Elon Musk’s ambitions for artificial intelligence are coming together in a former vacuum-cleaner factory in Memphis, Tennessee. It houses a data center known as Colossus 1, containing racks of servers spanning an area more than 13 football fields in size and chugging 300 megawatts of electricity at any given moment (enough for hundreds of thousands of homes). As of this month, those computers will be powering Claude, the chatbot created by Musk’s new frenemy, Anthropic PBC.
The Tesla Inc. billionaire was in a very different headspace in February, when he called Anthropic an “evil” AI lab that hated Western civilization. But it’s become clear that Musk’s AI model, Grok, doesn’t have hope of competing with either Claude or OpenAI’s ChatGPT. The former is on track to bring in $40 billion in revenue, mostly from the lucrative business of selling to companies; Grok barely registers in IT department spending anywhere.
Hence Musk changed his tune last week. "Claude is good for humanity,” he posted on X after meeting Anthropic management. “No one set off my evil detector." Musk’s moral epiphany hit just when Anthropic went from competitor to potential customer. Claude’s success has made Anthropic desperate for the racks of computers that were sitting idle in Colossus 1; although the data center was built to train and run Grok, weak demand meant the chatbot was only using 11% of its computing power.
Leasing computers for AI offers much better margins than selling AI directly. Though financial terms for the Anthropic deal weren’t disclosed, estimatessuggest Musk’s new tenant could contribute between $3 billion and $5 billion in annual revenue for SpaceX, which operates the Memphis data center.And there could be more money to make from Colossus 2, Musk’s new facility in Mississippi that should harness nearly five times the power of its predecessor.

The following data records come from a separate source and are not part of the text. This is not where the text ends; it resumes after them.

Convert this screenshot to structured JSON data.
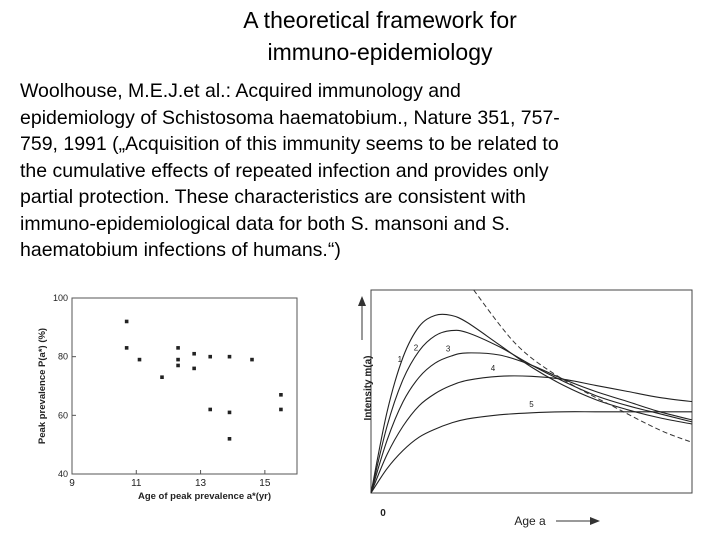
{
  "slide": {
    "title_lines": [
      "A theoretical framework for",
      "immuno-epidemiology"
    ],
    "body_lines": [
      "Woolhouse, M.E.J.et al.: Acquired immunology and",
      "epidemiology of Schistosoma haematobium., Nature 351, 757-",
      "759, 1991 („Acquisition of this immunity seems to be related to",
      "the cumulative effects of repeated infection and provides only",
      "partial protection. These characteristics are consistent with",
      "immuno-epidemiological data for both S. mansoni and S.",
      "haematobium infections of humans.“)"
    ]
  },
  "chart_data": [
    {
      "type": "scatter",
      "title": "",
      "xlabel": "Age of peak prevalence  a*(yr)",
      "ylabel": "Peak prevalence P(a*) (%)",
      "xlim": [
        9,
        16
      ],
      "ylim": [
        40,
        100
      ],
      "xticks": [
        "9",
        "11",
        "13",
        "15"
      ],
      "yticks": [
        "40",
        "60",
        "80",
        "100"
      ],
      "points": [
        {
          "x": 10.7,
          "y": 92
        },
        {
          "x": 10.7,
          "y": 83
        },
        {
          "x": 11.1,
          "y": 79
        },
        {
          "x": 11.8,
          "y": 73
        },
        {
          "x": 12.3,
          "y": 83
        },
        {
          "x": 12.3,
          "y": 79
        },
        {
          "x": 12.3,
          "y": 77
        },
        {
          "x": 12.8,
          "y": 81
        },
        {
          "x": 12.8,
          "y": 76
        },
        {
          "x": 13.3,
          "y": 80
        },
        {
          "x": 13.3,
          "y": 62
        },
        {
          "x": 13.9,
          "y": 80
        },
        {
          "x": 13.9,
          "y": 61
        },
        {
          "x": 13.9,
          "y": 52
        },
        {
          "x": 14.6,
          "y": 79
        },
        {
          "x": 15.5,
          "y": 67
        },
        {
          "x": 15.5,
          "y": 62
        }
      ]
    },
    {
      "type": "line",
      "title": "",
      "xlabel": "Age  a",
      "ylabel": "Intensity  m(a)",
      "origin_label": "0",
      "xlim": [
        0,
        10
      ],
      "ylim": [
        0,
        10
      ],
      "x": [
        0,
        0.5,
        1,
        1.5,
        2,
        2.5,
        3,
        4,
        5,
        6,
        7,
        8,
        9,
        10
      ],
      "series": [
        {
          "name": "1",
          "values": [
            0,
            4.0,
            6.7,
            8.2,
            8.75,
            8.75,
            8.4,
            7.3,
            6.2,
            5.3,
            4.6,
            4.1,
            3.7,
            3.4
          ]
        },
        {
          "name": "2",
          "values": [
            0,
            3.3,
            5.6,
            7.0,
            7.75,
            8.0,
            7.9,
            7.2,
            6.3,
            5.5,
            4.8,
            4.3,
            3.9,
            3.5
          ]
        },
        {
          "name": "3",
          "values": [
            0,
            2.6,
            4.5,
            5.7,
            6.4,
            6.75,
            6.9,
            6.8,
            6.3,
            5.6,
            5.0,
            4.5,
            4.0,
            3.6
          ]
        },
        {
          "name": "4",
          "values": [
            0,
            1.9,
            3.3,
            4.3,
            4.9,
            5.3,
            5.55,
            5.75,
            5.75,
            5.6,
            5.3,
            5.0,
            4.7,
            4.5
          ]
        },
        {
          "name": "5",
          "values": [
            0,
            1.2,
            2.1,
            2.75,
            3.15,
            3.45,
            3.65,
            3.85,
            3.95,
            4.0,
            4.0,
            4.0,
            4.0,
            4.0
          ]
        }
      ],
      "dashed_envelope": {
        "x": [
          3.2,
          4.0,
          4.6,
          5.3,
          6.3,
          7.5,
          9.0,
          10.0
        ],
        "values": [
          10.0,
          8.3,
          7.2,
          6.3,
          5.3,
          4.3,
          3.1,
          2.5
        ]
      }
    }
  ]
}
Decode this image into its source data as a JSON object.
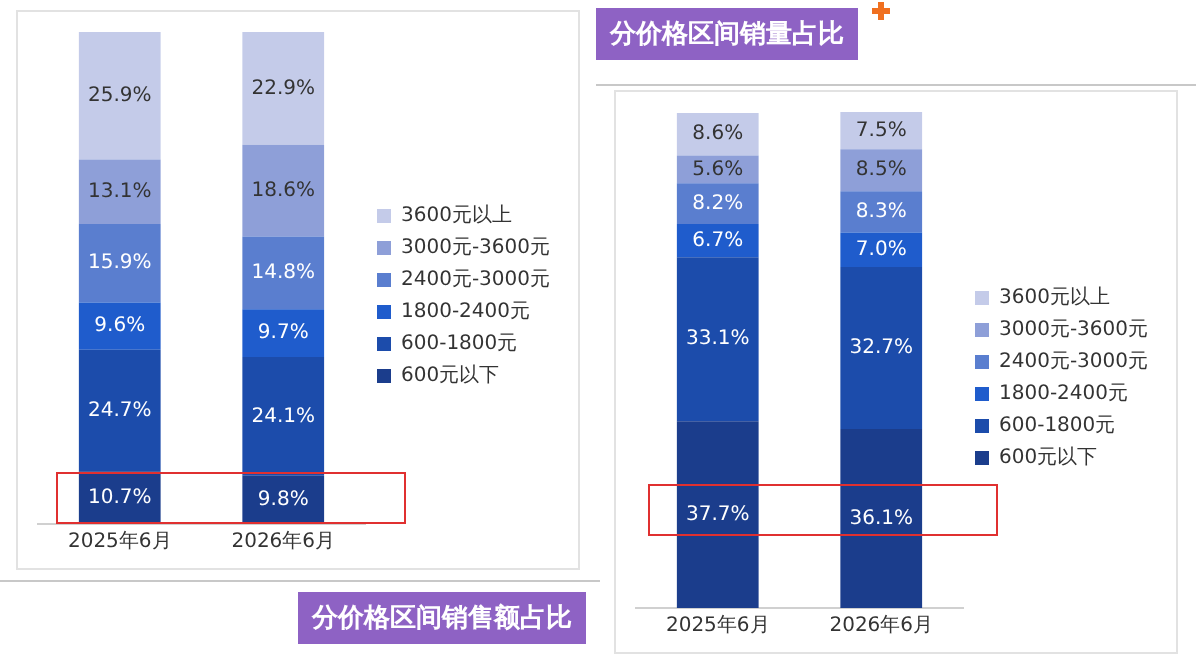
{
  "chart_data": [
    {
      "type": "bar",
      "title": "分价格区间销售额占比",
      "stacked": true,
      "tick_labels": "x",
      "grid": false,
      "legend": "right",
      "categories": [
        "2025年6月",
        "2026年6月"
      ],
      "series": [
        {
          "name": "600元以下",
          "color": "#1b3d8c",
          "values": [
            10.7,
            9.8
          ],
          "value_labels": [
            "10.7%",
            "9.8%"
          ]
        },
        {
          "name": "600-1800元",
          "color": "#1c4cab",
          "values": [
            24.7,
            24.1
          ],
          "value_labels": [
            "24.7%",
            "24.1%"
          ]
        },
        {
          "name": "1800-2400元",
          "color": "#1f5ccc",
          "values": [
            9.6,
            9.7
          ],
          "value_labels": [
            "9.6%",
            "9.7%"
          ]
        },
        {
          "name": "2400元-3000元",
          "color": "#5a7ecf",
          "values": [
            15.9,
            14.8
          ],
          "value_labels": [
            "15.9%",
            "14.8%"
          ]
        },
        {
          "name": "3000元-3600元",
          "color": "#8e9fd8",
          "values": [
            13.1,
            18.6
          ],
          "value_labels": [
            "13.1%",
            "18.6%"
          ]
        },
        {
          "name": "3600元以上",
          "color": "#c4cbe9",
          "values": [
            25.9,
            22.9
          ],
          "value_labels": [
            "25.9%",
            "22.9%"
          ]
        }
      ]
    },
    {
      "type": "bar",
      "title": "分价格区间销量占比",
      "stacked": true,
      "tick_labels": "x",
      "grid": false,
      "legend": "right",
      "categories": [
        "2025年6月",
        "2026年6月"
      ],
      "series": [
        {
          "name": "600元以下",
          "color": "#1b3d8c",
          "values": [
            37.7,
            36.1
          ],
          "value_labels": [
            "37.7%",
            "36.1%"
          ]
        },
        {
          "name": "600-1800元",
          "color": "#1c4cab",
          "values": [
            33.1,
            32.7
          ],
          "value_labels": [
            "33.1%",
            "32.7%"
          ]
        },
        {
          "name": "1800-2400元",
          "color": "#1f5ccc",
          "values": [
            6.7,
            7.0
          ],
          "value_labels": [
            "6.7%",
            "7.0%"
          ]
        },
        {
          "name": "2400元-3000元",
          "color": "#5a7ecf",
          "values": [
            8.2,
            8.3
          ],
          "value_labels": [
            "8.2%",
            "8.3%"
          ]
        },
        {
          "name": "3000元-3600元",
          "color": "#8e9fd8",
          "values": [
            5.6,
            8.5
          ],
          "value_labels": [
            "5.6%",
            "8.5%"
          ]
        },
        {
          "name": "3600元以上",
          "color": "#c4cbe9",
          "values": [
            8.6,
            7.5
          ],
          "value_labels": [
            "8.6%",
            "7.5%"
          ]
        }
      ]
    }
  ]
}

The billionaire’s efforts in building software have always been hit and miss. X , the platform formerly know as Twitter, has lost advertisers and users since he took it over; Tesla’s self-driving technology has consistently underdelivered. Grok itself has lagged behind other AI models in capability benchmarks, capturing just 3% of market share for chatbot web traffic versus 65% for ChatGPT and 22% for Google’s Gemini, according to market intelligence firm SimilarWeb. “The model fight is one that xAI is not well-suited for, temperamentally and economically,” analyst Ben Thompson recently wrote on his blog Stratechery.
Musk has a much stronger footing in building physical systems: Starlink is the largest satellite constellation ever created, while Tesla operates the world’s biggest fast-charging network with more than 75,000 electrical stations globally. In building data centers, Musk’s knack for infrastructure has helped him skirt issues that bedeviled other hyperscalers. The likes of Alphabet Inc.’s Google and Amazon.com Inc. have faced delays in their computing build-out thanks to bottlenecks in power and equipment, with nearly half of planned facilities in the US for 2026 facing delays or cancellations. Such projects often take two years or more to build and suffer from chronic limits in the US power grid.